La Déclaration d'Indépendance n'est pas une célébration de la lignée anglaise ou de l'autorité héritée. C'est littéralement un acte d'accusation contre cela. Elle rejette la monarchie, le pouvoir héréditaire, la suprématie parlementaire et l'idée que les droits découlent de la tradition, du sang ou de la couronne. Ce sont des valeurs anglo-saxonnes—et les Pères fondateurs s'en sont délibérément distanciés.
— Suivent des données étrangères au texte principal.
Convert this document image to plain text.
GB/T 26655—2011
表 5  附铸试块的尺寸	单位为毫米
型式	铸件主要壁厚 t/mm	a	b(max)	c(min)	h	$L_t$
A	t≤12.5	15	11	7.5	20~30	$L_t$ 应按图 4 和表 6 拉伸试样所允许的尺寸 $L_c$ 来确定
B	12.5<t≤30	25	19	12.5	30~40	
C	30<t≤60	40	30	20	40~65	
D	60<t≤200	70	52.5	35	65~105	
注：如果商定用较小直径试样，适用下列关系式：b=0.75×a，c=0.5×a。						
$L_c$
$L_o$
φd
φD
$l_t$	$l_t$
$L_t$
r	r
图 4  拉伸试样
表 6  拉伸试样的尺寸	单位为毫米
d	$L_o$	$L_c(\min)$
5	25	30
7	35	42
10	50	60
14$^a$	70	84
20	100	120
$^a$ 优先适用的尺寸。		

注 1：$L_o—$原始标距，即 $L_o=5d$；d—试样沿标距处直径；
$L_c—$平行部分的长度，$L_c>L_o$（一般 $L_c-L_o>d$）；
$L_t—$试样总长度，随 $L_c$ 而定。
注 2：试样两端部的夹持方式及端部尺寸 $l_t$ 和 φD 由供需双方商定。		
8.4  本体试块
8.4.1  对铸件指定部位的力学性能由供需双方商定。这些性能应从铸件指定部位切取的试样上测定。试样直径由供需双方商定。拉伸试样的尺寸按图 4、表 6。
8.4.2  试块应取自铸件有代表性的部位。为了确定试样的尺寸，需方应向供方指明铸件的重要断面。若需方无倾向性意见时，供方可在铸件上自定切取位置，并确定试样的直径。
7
Oui, l'Amérique a hérité du droit commun anglo-saxon. Mais le droit commun est devenu le système juridique le plus sophistiqué au monde parce qu'il a été radicalement retravaillé en Amérique—à travers des constitutions écrites, le contrôle judiciaire, le fédéralisme, les pouvoirs énumérés et les droits individuels applicables. Rien de tout cela n'existait en Angleterre.
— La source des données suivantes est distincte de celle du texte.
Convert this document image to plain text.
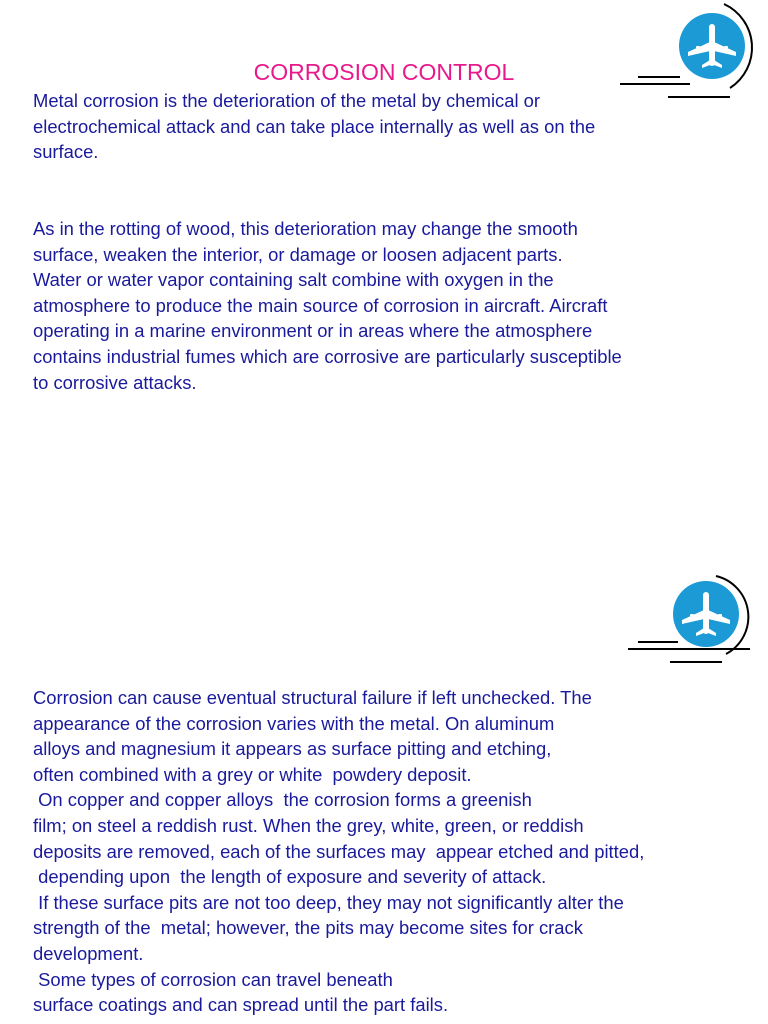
CORROSION CONTROL

Metal corrosion is the deterioration of the metal by chemical or
electrochemical attack and can take place internally as well as on the
surface.

As in the rotting of wood, this deterioration may change the smooth
surface, weaken the interior, or damage or loosen adjacent parts.
Water or water vapor containing salt combine with oxygen in the
atmosphere to produce the main source of corrosion in aircraft. Aircraft
operating in a marine environment or in areas where the atmosphere
contains industrial fumes which are corrosive are particularly susceptible
to corrosive attacks.

Corrosion can cause eventual structural failure if left unchecked. The
appearance of the corrosion varies with the metal. On aluminum
alloys and magnesium it appears as surface pitting and etching,
often combined with a grey or white  powdery deposit.
On copper and copper alloys  the corrosion forms a greenish
film; on steel a reddish rust. When the grey, white, green, or reddish
deposits are removed, each of the surfaces may  appear etched and pitted,
depending upon  the length of exposure and severity of attack.
If these surface pits are not too deep, they may not significantly alter the
strength of the  metal; however, the pits may become sites for crack
development.
Some types of corrosion can travel beneath
surface coatings and can spread until the part fails.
Et cette expérimentation juridique ne s'est pas produite dans une boucle ethnoculturelle fermée. Elle a été réalisée par des générations d'avocats, de juges et de penseurs—beaucoup d'entre eux immigrants ou enfants d'immigrants—qui ont lutté pour les principes constitutionnels.
Ce qui rend l'Amérique exceptionnelle, ce n'est pas quel groupe ethnique étaient les Pères fondateurs, mais ce qu'ils ont construit : un système capable de lier des étrangers en un seul peuple par la loi plutôt que par la lignée.
Réduire l'Amérique à l'ascendance, c'est réduire la Constitution au folklore. Les Pères fondateurs croyaient que leurs idées étaient universelles—sinon, ils n'auraient pas risqué leur vie pour les déclarer ainsi.
Et voici une photo de l'un des plus grands Américains, le Marquis de Lafayette, qui n'est pas né en Amérique.


Christopher F. Rufo ⚔️20 déc. 2025
Je crois en le credo américain et au principe d'assimilation, mais il est manifestement vrai que la "lignée" de l'Amérique, en particulier la génération fondatrice, est la source vitale de notre force nationale.
Oui, ces premiers Américains ont conçu un système qui permettait l'assimilation par un credo partagé—l'un de leurs plus grands accomplissements—mais il est insensé de croire que l'Amérique pourrait être reproduite comme un ensemble de principes abstraits, sans de véritables Américains. Le credo lui-même est le produit d'une culture chrétienne anglo-américaine très particulière, sans équivalents nulle part dans le monde.
L'impulsion conservatrice la plus basique est d'avoir de la gratitude pour nos ancêtres et de l'humilité concernant notre héritage. Cette notion de pur crédo est, en revanche, profondément idéologique et, sur le plan philosophique, de gauche.